La vida consiste en un ciclo de reacciones químicas que encauzan, como un remolino, la energía útil procedente del sol y la dispersan en forma de calor. Y no solo del sol, también de otros flujos como el de los fluidos que salen a altas temperaturas (hasta cuatrocientos grados centígrados) de los confines más profundos de la Tierra. En el fondo de los océanos, allá donde la luz solar no se atreve a adentrarse, hay formas de vida que se nutren de sustancias inorgánicas disueltas en los flujos de las fumarolas suboceánicas; formas de vida que pertenecen a una cadena alimenticia que subsiste con total independencia de la luz solar. En cualquier caso, sea cual sea su chispa primigenia, la vida se encarga de hacer un cambio de energía hacia formas menos útiles, de acuerdo a lo esperado según la tercera ley de la termodinámica. De este modo, la vida comienza a partir de un flujo de energía (ya proceda de las fumarolas suboceánicas o del sol) del que toma su combustible para consumirlo, digerirlo y transformarlo en calor, y acaba con un frío silencio en equilibrio térmico con su entorno. Por este motivo me parece una curiosa metáfora la costumbre, en algunas culturas, de incinerar a los difuntos. Las cenizas resultantes son el inevitable final de una vida, pero eso no trasciende en el final del papel que esa antigua vida tiene dentro del ciclo. Por ejemplo, los incendios son una pieza importante en el desarrollo de las secuoyas, que ven fertilizado el suelo del que se alimentan gracias a las cenizas de otras especies vegetales.
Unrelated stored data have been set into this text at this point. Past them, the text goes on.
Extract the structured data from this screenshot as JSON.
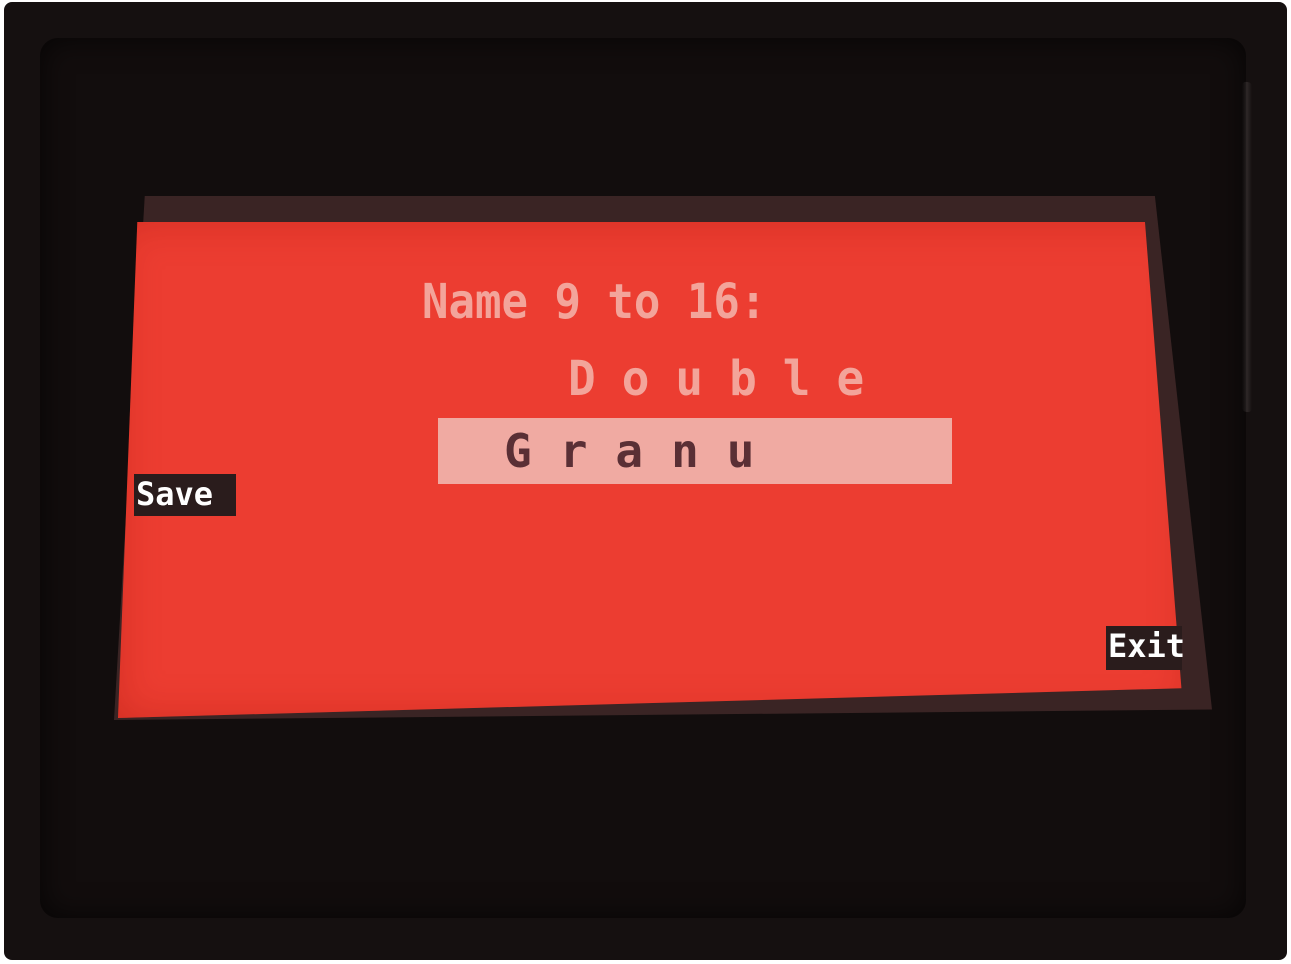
{
  "screen": {
    "title": "Name 9 to 16:",
    "name_line": "Double",
    "edit_value": "Granu"
  },
  "softkeys": {
    "save_label": "Save",
    "exit_label": "Exit"
  },
  "colors": {
    "lcd_background": "#ec3d31",
    "lcd_text": "#f3a49a",
    "edit_highlight": "#f0aaa2",
    "edit_text": "#5a2f35",
    "softkey_background": "#2a1c1c",
    "softkey_text": "#ffffff"
  }
}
Con un cariz un poco más humano, el siguiente soneto no solo toca el tema de la pérdida, sino también el de esa maravillosa capacidad que tiene la vida para reciclarse a sí misma.
Polvo y ceniza
En el jardín de mi casa campestre
hay un portal arraigado en el suelo,
un portal entre la tierra y el cielo
que los días bañan con su celestre.
Con largos dedos de vigor terrestre
toma prestada la lluvia que huelo,
transporta su esencia en un denso duelo
y transpira el alma en su piel silvestre.
Afuera, en el jardín de mi casa,
maduran los frutos en el portal,
nutridos del polvo de tu biomasa,
tu amor perenne, tu risa y tu sal.
Afuera, la brisa esparce tu brasa,
de la tierra al cielo, desde el nogal.